Colheita de grãos deve bater novo recorde em 2012/13

Desde que o clima colabore, a produção brasileira de grãos poderá bater um novo recorde e alcançar 180 milhões de toneladas nesta safra 2012/13, estimou na quinta-feira o secretário de Política Agrícola do Ministério da Agricultura. No ciclo 2011/12, apesar da estiagem que no verão prejudicou as lavouras nas regiões Sul e Nordeste do país, foram 165,9 milhões de toneladas, 1,9% mais que em 2010/11, segundo pesquisa divulgada na quinta-feira pela Conab. O aumento foi garantido pelo forte avanço da segunda safra de milho, sobretudo em Mato Grosso.

Não fosse a seca, afirmou Rocha, o volume previsto para 2012/13 já teria sido atingido na temporada passada. Nesse contexto, o otimismo do secretário em relação à safra que começará a ser semeada no fim desta semana pode ser considerado moderado.

Ele ainda está cauteloso, por exemplo, em relação à soja, tradicional carro-chefe da produção que, com a seca, perdeu o posto para o milho em 2011/12. Enquanto estimativas privadas sinalizam que a colheita da oleaginosa poderá chegar a 82 milhões de toneladas, ante 66,4 milhões no ciclo passado, Rocha disse que “é razoável imaginar que não vamos chegar a 80 milhões”.

Como já informou o Valor, em Mato Grosso, maior produtor de soja do país, o enfraquecimento do El Niño pode levar a um atraso das chuvas e prejudicar a produtividade em algumas áreas. Por enquanto, o Instituto Mato-grossense de Economia Agropecuária (Imea), ligado à federação da agricultura e pecuária do Estado (Famato), prevê a colheita local de soja em 24,1 milhões de toneladas, 13% maior que a de 2011/12. Em geral, a tendência é que a área de soja no país cresça e que parte desse avanço aconteça em detrimento do milho – inclusive no Sul – já que as margens da oleaginosa, que tem mais liquidez, estão atraentes.

Para o diretor de Política Agrícola e Informações da Conab, Silvio Porto, os produtores de milho têm mesmo motivos para preocupações. “O Brasil vai acabar essa safra [2011/12] com estoques de passagem de mais de 10 milhões de toneladas de milho.
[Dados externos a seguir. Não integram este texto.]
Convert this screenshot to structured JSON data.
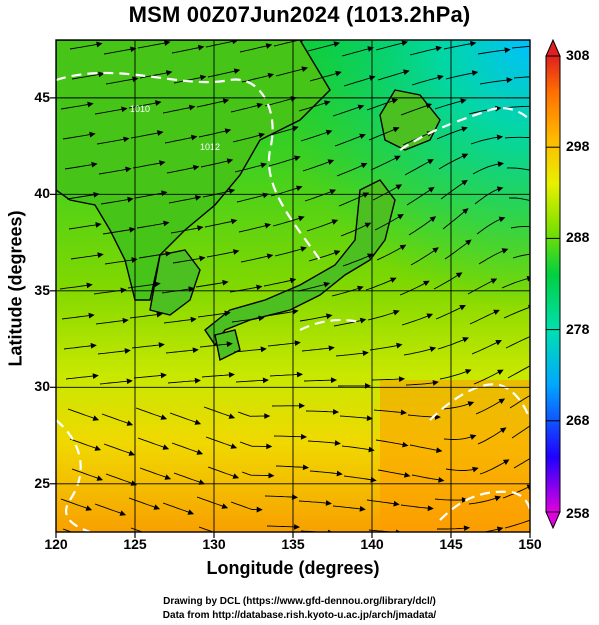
{
  "title": "MSM 00Z07Jun2024 (1013.2hPa)",
  "x_axis": {
    "label": "Longitude (degrees)",
    "range": [
      120,
      150
    ],
    "ticks": [
      "120",
      "125",
      "130",
      "135",
      "140",
      "145",
      "150"
    ]
  },
  "y_axis": {
    "label": "Latitude  (degrees)",
    "range": [
      22.5,
      48
    ],
    "ticks": [
      "25",
      "30",
      "35",
      "40",
      "45"
    ]
  },
  "colorbar": {
    "range": [
      258,
      308
    ],
    "ticks": [
      "308",
      "298",
      "288",
      "278",
      "268",
      "258"
    ],
    "colors": [
      "#e000e0",
      "#0000ff",
      "#00b4ff",
      "#00e0c0",
      "#00d000",
      "#a0e000",
      "#f0f000",
      "#ffb000",
      "#ff7000",
      "#e02020"
    ]
  },
  "credits": {
    "line1": "Drawing by DCL (https://www.gfd-dennou.org/library/dcl/)",
    "line2": "Data from http://database.rish.kyoto-u.ac.jp/arch/jmadata/"
  },
  "map": {
    "field": "temperature (K) with wind streamlines",
    "contour_labels": [
      "1010",
      "1012"
    ],
    "grid": true
  }
}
O preço de hoje no mercado nacional acompanha a bolsa de Chicago e está totalmente descolado da realidade”. As cotações do milho subiram mais de 30% no país desde julho, em razão dos reflexos da quebra da safra americana, também prejudicada por uma severa estiagem, nas cotações internacionais. Apesar do estoque, o governo tem problemas para transportar o cereal de regiões bem abastecidas para outras carentes, em parte por causa dos conhecidos gargalos logísticos brasileiros.

E esse estoque de milho será elevado, apesar das exportações – que, graças à safrinha, também baterá recorde. A Conab estima os embarques da temporada 2011/12 em 16 milhões de toneladas. A Ocepar, que representa as cooperativas agropecuárias do Paraná, já trabalha com 17 milhões, sendo 4 milhões embarcadas a partir do Estado.